- Born: 16 August 1979 (age 47) Northampton, England

= Jaime Halsey =

British trampoline gymnast

Jaime Halsey (née Moore; born 16 August 1979) is a British former Olympic trampolinist. She represented her nation at the 2000 Summer Olympics, the first time the event was recognised by the competition. After a twenty-year career, Moore retired from gymnastics in January 2010 to focus on coaching.

==Biography==
Northampton-born Moore started out, at the age of five, as a gymnast, and five years later she took up trampolining after discovering beach trampolines in Great Yarmouth, where her parents used to take her on holiday. She was spotted by Tracy Whittaker-Smith, the coach of Northamptonshire Trampoline Gymnastics Academy. Moore joined the Academy, and Whittaker-Smith went on to be her coach for her entire career.

It was not long until Moore entered her first competition, which she won.

Moore came to prominence in 1994, aged 14, by winning the synchronised competition at the World Age Games and finishing second at the European Youth Championships. Two years later, she won the individual and team events.

In 1999, she became British champion and finished ninth at the World Championships in South Africa. It won her country the first place at the 2000 Summer Olympics in Sydney. In Australia, she finished twelfth. Injuries prevented her from appearing at the 2004 Games in Athens.

In July 2005 Moore won her sixth national title, but her first since coming out of retirement.

Also in 2005, reacting to the news that London had won the bid to host the 2012 Summer Olympics, Moore said: "It's going to be really brilliant. The Olympics is the most amazing experience an athlete can have.
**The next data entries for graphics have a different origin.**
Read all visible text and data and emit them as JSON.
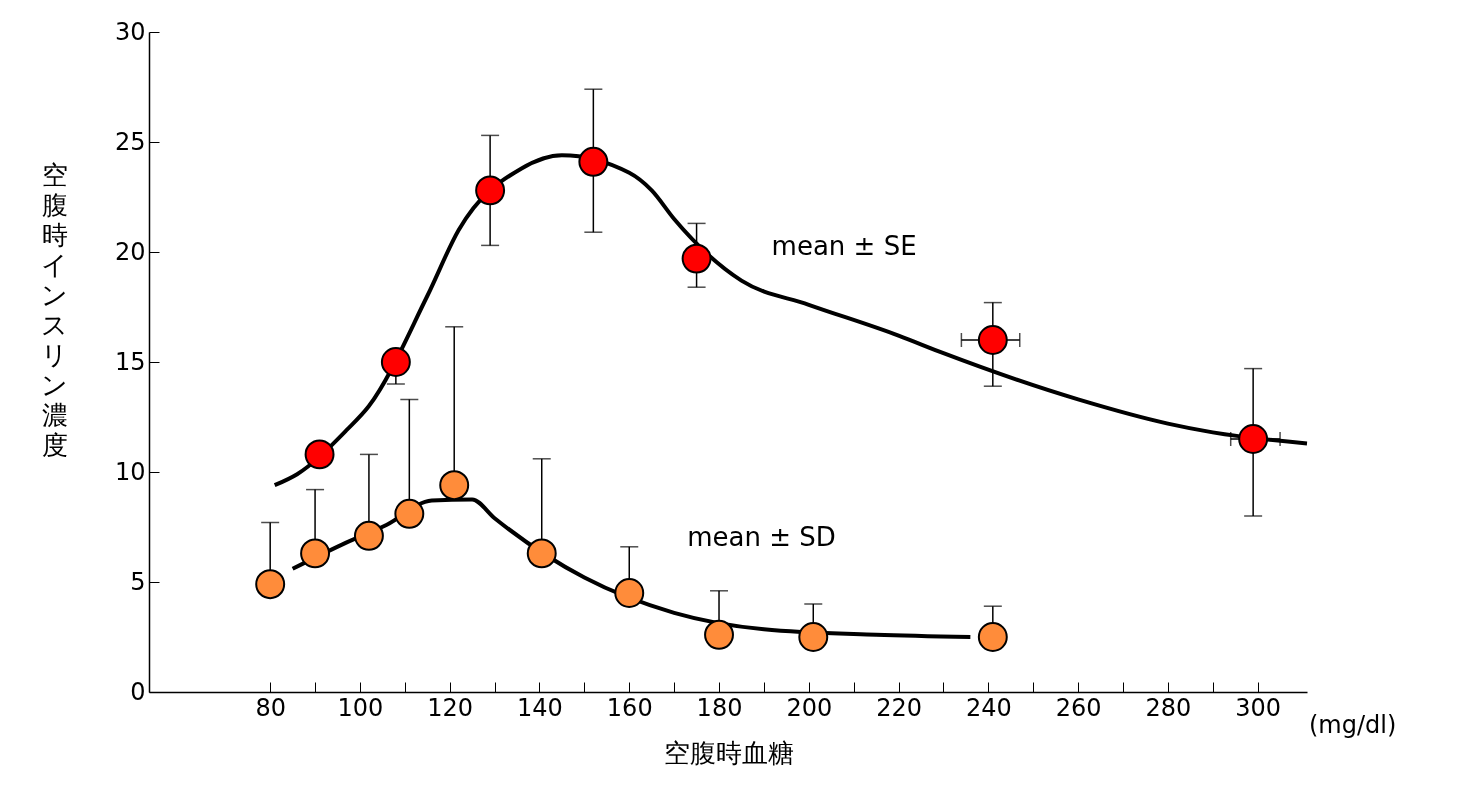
{
  "chart_data": {
    "type": "scatter",
    "xlabel": "空腹時血糖",
    "ylabel": "空腹時インスリン濃度",
    "xlim": [
      53,
      311
    ],
    "ylim": [
      0,
      30
    ],
    "xticks": [
      80,
      {
        "value": 90,
        "label": null
      },
      100,
      {
        "value": 110,
        "label": null
      },
      120,
      {
        "value": 130,
        "label": null
      },
      140,
      {
        "value": 150,
        "label": null
      },
      160,
      {
        "value": 170,
        "label": null
      },
      180,
      {
        "value": 190,
        "label": null
      },
      200,
      {
        "value": 210,
        "label": null
      },
      220,
      {
        "value": 230,
        "label": null
      },
      240,
      {
        "value": 250,
        "label": null
      },
      260,
      {
        "value": 270,
        "label": null
      },
      280,
      {
        "value": 290,
        "label": null
      },
      300
    ],
    "yticks": [
      0,
      5,
      10,
      15,
      20,
      25,
      30
    ],
    "grid": false,
    "marker": "circle",
    "series": [
      {
        "type": "line",
        "color": "#000000",
        "line_style": "solid",
        "marker": "none",
        "x": [
          81,
          86,
          97,
          102,
          115,
          122,
          136,
          145,
          160,
          165,
          170,
          185,
          200,
          220,
          230,
          260,
          280,
          290,
          311
        ],
        "values": [
          9.4,
          9.9,
          11.9,
          13.0,
          18.0,
          21.0,
          23.8,
          24.4,
          23.6,
          22.8,
          21.5,
          18.7,
          17.6,
          16.2,
          15.4,
          13.3,
          12.2,
          11.8,
          11.3
        ]
      },
      {
        "type": "line",
        "color": "#000000",
        "line_style": "solid",
        "marker": "none",
        "x": [
          85,
          96,
          106,
          116,
          125,
          130,
          150,
          170,
          190,
          215,
          236
        ],
        "values": [
          5.6,
          6.7,
          7.6,
          8.7,
          8.75,
          7.9,
          5.2,
          3.6,
          2.85,
          2.6,
          2.5
        ]
      },
      {
        "name": "mean ± SE",
        "color": "#ff0000",
        "x": [
          91,
          108,
          129,
          152,
          175,
          241,
          299
        ],
        "values": [
          10.8,
          15.0,
          22.8,
          24.1,
          19.7,
          16.0,
          11.5
        ],
        "errors": [
          null,
          [
            14.0,
            15.0
          ],
          [
            20.3,
            25.3
          ],
          [
            20.9,
            27.4
          ],
          [
            18.4,
            21.3
          ],
          [
            13.9,
            17.7
          ],
          [
            8.0,
            14.7
          ]
        ],
        "xerrors": [
          null,
          null,
          null,
          null,
          null,
          [
            234,
            247
          ],
          [
            294,
            305
          ]
        ]
      },
      {
        "name": "mean ± SD",
        "color": "#ff8c3a",
        "x": [
          80,
          90,
          102,
          111,
          121,
          140.5,
          160,
          180,
          201,
          241
        ],
        "values": [
          4.9,
          6.3,
          7.1,
          8.1,
          9.4,
          6.3,
          4.5,
          2.6,
          2.5,
          2.5
        ],
        "errors": [
          [
            4.9,
            7.7
          ],
          [
            6.3,
            9.2
          ],
          [
            7.1,
            10.8
          ],
          [
            8.1,
            13.3
          ],
          [
            9.4,
            16.6
          ],
          [
            6.3,
            10.6
          ],
          [
            4.5,
            6.6
          ],
          [
            2.6,
            4.6
          ],
          [
            2.5,
            4.0
          ],
          [
            2.5,
            3.9
          ]
        ]
      }
    ],
    "annotations": [
      "(mg/dl)"
    ]
  }
}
To be part of it, especially in your home country, has got to be just incredible."

On 25 November 2005, Moore and Claire Wright won the British Championship title in synchronised trampolining.

In 2006, she missed out on obtaining the British senior title by just a tenth of a point to compatriot Claire Wright. She did, however, break her own record for difficulty, with a 13.1 total.
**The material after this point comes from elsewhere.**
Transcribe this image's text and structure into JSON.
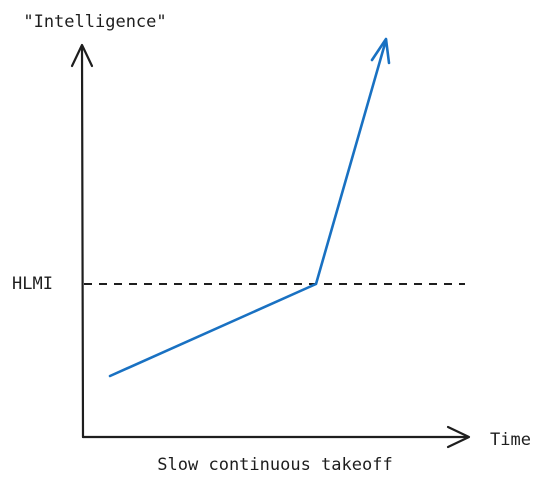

Also in 2006, Moore attended the eighth FIG Trampoline and Tumbling World Cup final, which was held in Birmingham.

After winning Britain's place at the Beijing Olympics, Moore finished below Claire Wright in the European Championships and travelled to China as the reserve.
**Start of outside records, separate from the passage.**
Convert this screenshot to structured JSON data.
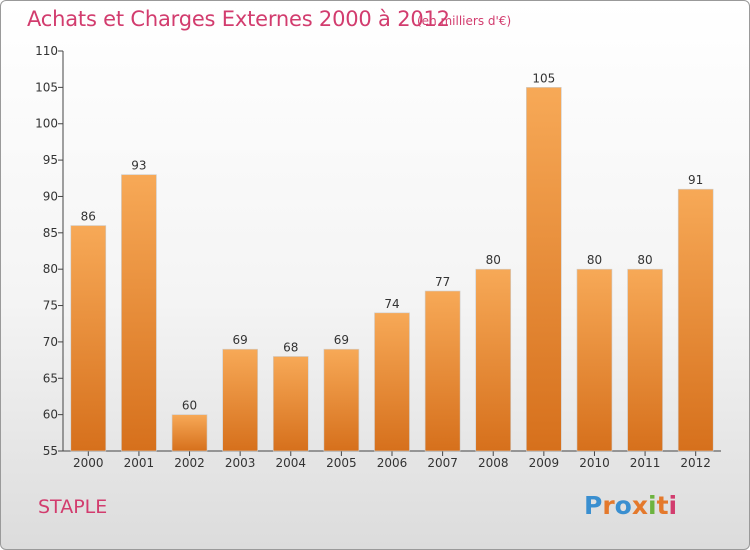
{
  "title": "Achats et Charges Externes 2000 à 2012",
  "subtitle": "(en milliers d'€)",
  "city": "STAPLE",
  "logo": {
    "letters": [
      "P",
      "r",
      "o",
      "x",
      "i",
      "t",
      "i"
    ],
    "colors": [
      "#3a8fd0",
      "#e4792c",
      "#3a8fd0",
      "#e4792c",
      "#6db33f",
      "#e4792c",
      "#d23c6e"
    ]
  },
  "chart_data": {
    "type": "bar",
    "title": "Achats et Charges Externes 2000 à 2012",
    "subtitle": "(en milliers d'€)",
    "categories": [
      "2000",
      "2001",
      "2002",
      "2003",
      "2004",
      "2005",
      "2006",
      "2007",
      "2008",
      "2009",
      "2010",
      "2011",
      "2012"
    ],
    "values": [
      86,
      93,
      60,
      69,
      68,
      69,
      74,
      77,
      80,
      105,
      80,
      80,
      91
    ],
    "ylim": [
      55,
      110
    ],
    "yticks": [
      55,
      60,
      65,
      70,
      75,
      80,
      85,
      90,
      95,
      100,
      105,
      110
    ],
    "grid": false,
    "bar_color_top": "#f7a957",
    "bar_color_bottom": "#d6701c"
  }
}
Moore continued to partake in top-level competitions, including finals at the British and European Championships, until 2008. Her final competition was the 2009 World Championships in Russia.

===Retirement===
Two years before the 2012 Summer Olympics in London, a 30-year-old Moore announced her retirement from gymnastics in order to concentrate on coaching.

===Media work===
In the early 1990s, Moore appeared in an episode of the British game show You Bet! in which the celebrity contestants had to predict whether or not the gymnast could perform a certain number of somersaults in an allotted timeframe.

In November 2000, Moore appeared on BBC One comedy sports quiz They Think It's All Over as a mystery guest in the Feel the Sportsman round.

==Personal life==
Moore married Steve Halsey in 2009. They have four daughters: Flo (born 2012) and triplets Eden, Amber and Erin (born 2015).